BAIER CARLOS JAVIER; PALLARES MARÍA EUGENIA; ADROVER EZEQUIELA; KATUNAR MARÍA ROSA; RAISMAN-VOZARI RITA; ANTONELLI MARTA CRISTINA

Washington DC

Congreso; 44th Annual Meeting of the Society of Neuroscience; 2014

Society for Neurosciences

It has been demonstrated that maternal disturbances in animal models can influence the offspring?s brain chemistry, endocrine function, emotionality, and learning ability,. Exposure to adverse events in early life can alter adult behaviors and neurochemical indicators of midbrain dopamine (DA) activity, suggesting that the development of the DA system is sensitive to disruption by brief exposure to early stressors. In humans, dysfunction of dopaminergic system is associated with development of several neurological disorders such as Parkinson?s disease (PD), schizophrenia, attention‐deficit hyperactivity disorder and depression.
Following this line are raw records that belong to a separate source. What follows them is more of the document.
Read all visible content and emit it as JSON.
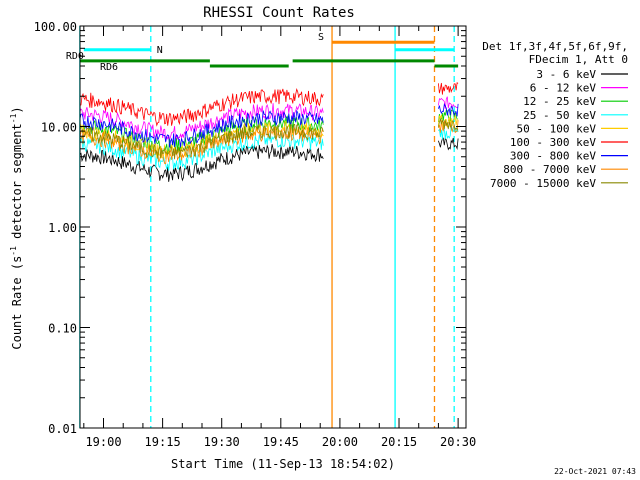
{
  "chart_data": {
    "type": "line",
    "title": "RHESSI Count Rates",
    "xlabel": "Start Time (11-Sep-13 18:54:02)",
    "ylabel_main": "Count Rate (s",
    "ylabel_sup1": "-1",
    "ylabel_mid": " detector segment",
    "ylabel_sup2": "-1",
    "ylabel_end": ")",
    "y_scale": "log",
    "ylim": [
      0.01,
      100
    ],
    "xlim": [
      "18:54:02",
      "20:32:00"
    ],
    "x_ticks": [
      "19:00",
      "19:15",
      "19:30",
      "19:45",
      "20:00",
      "20:15",
      "20:30"
    ],
    "y_ticks": [
      "0.01",
      "0.10",
      "1.00",
      "10.00",
      "100.00"
    ],
    "grid": false,
    "legend_header": [
      "Det 1f,3f,4f,5f,6f,9f,",
      "FDecim 1, Att 0"
    ],
    "series": [
      {
        "name": "3 - 6 keV",
        "color": "#000000",
        "level": 4.5
      },
      {
        "name": "6 - 12 keV",
        "color": "#ff00ff",
        "level": 11.5
      },
      {
        "name": "12 - 25 keV",
        "color": "#00cc00",
        "level": 8.6
      },
      {
        "name": "25 - 50 keV",
        "color": "#00ffff",
        "level": 5.8
      },
      {
        "name": "50 - 100 keV",
        "color": "#ffcc00",
        "level": 7.6
      },
      {
        "name": "100 - 300 keV",
        "color": "#ff0000",
        "level": 16.0
      },
      {
        "name": "300 - 800 keV",
        "color": "#0000ff",
        "level": 9.8
      },
      {
        "name": "800 - 7000 keV",
        "color": "#ff8800",
        "level": 6.8
      },
      {
        "name": "7000 - 15000 keV",
        "color": "#888800",
        "level": 7.2
      }
    ],
    "bars": [
      {
        "label": "N",
        "color": "#00ffff",
        "y": 58,
        "start": "18:55",
        "end": "19:12"
      },
      {
        "label": "",
        "color": "#00ffff",
        "y": 58,
        "start": "20:14",
        "end": "20:29"
      },
      {
        "label": "S",
        "color": "#ff8800",
        "y": 69,
        "start": "19:58",
        "end": "20:24"
      },
      {
        "label": "RD0",
        "color": "#008800",
        "y": 45,
        "start": "18:54",
        "end": "19:27"
      },
      {
        "label": "",
        "color": "#008800",
        "y": 45,
        "start": "19:48",
        "end": "20:24"
      },
      {
        "label": "RD6",
        "color": "#008800",
        "y": 40,
        "start": "19:27",
        "end": "19:47"
      },
      {
        "label": "",
        "color": "#008800",
        "y": 40,
        "start": "20:24",
        "end": "20:30"
      }
    ],
    "vlines": [
      {
        "time": "18:54",
        "color": "#00ffff",
        "style": "solid"
      },
      {
        "time": "19:12",
        "color": "#00ffff",
        "style": "dashed"
      },
      {
        "time": "19:58",
        "color": "#ff8800",
        "style": "solid"
      },
      {
        "time": "20:14",
        "color": "#00ffff",
        "style": "solid"
      },
      {
        "time": "20:24",
        "color": "#ff8800",
        "style": "dashed"
      },
      {
        "time": "20:29",
        "color": "#00ffff",
        "style": "dashed"
      }
    ],
    "data_gap": [
      "19:56",
      "20:25"
    ]
  },
  "footer": {
    "timestamp": "22-Oct-2021 07:43"
  }
}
The pathological hallmark of PD is the relatively selective loss of DA neurons in the substantia nigra compacta (SNc) in the ventral midbrain with posterior loss of DA in the nigroestriatal system, and presence of cell bodies enriched in a‐synuclein aggregates. Oxidative stress and neuroinflammation participate in the pathogenesis of PD. The neurotoxin 6‐hydroxydopamine (6‐OHDA) is a classical and valuable model of PD in the rat. The aim of the present study was to investigate whether prenatal restrain stress increases the vulnerability of DA neurons to degenerate after striatal 6‐OHDA injection in the adulthood. We found that prenatally stressed offspring showed higher levels of cells expressing tyrosine hydroxylase (TH) in the ventral tegmental area (VTA) and that these cells were more susceptible to a neurochemical insult with 6‐hydroxydopamine (6‐OHDA) in adulthood. Moreover, prenatally stressed rats presented differences in terms of the number and asymmetry of neuronal nitric oxide synthase‐expressing cells in the VTA and nucleus accumbens, respectively. Similar to the results described for TH‐expressing cells, the nitrergic systems were differentially regulated after 6‐OHDA lesion in control and prenatally stressed rats. These results indicated that prenatal stress affects the dopaminergic and nitrergic systems in the mesolimbic pathway. In addition, we propose that the mesolimbic areas are more susceptible than the motor areas to a neurochemical insult during adult life.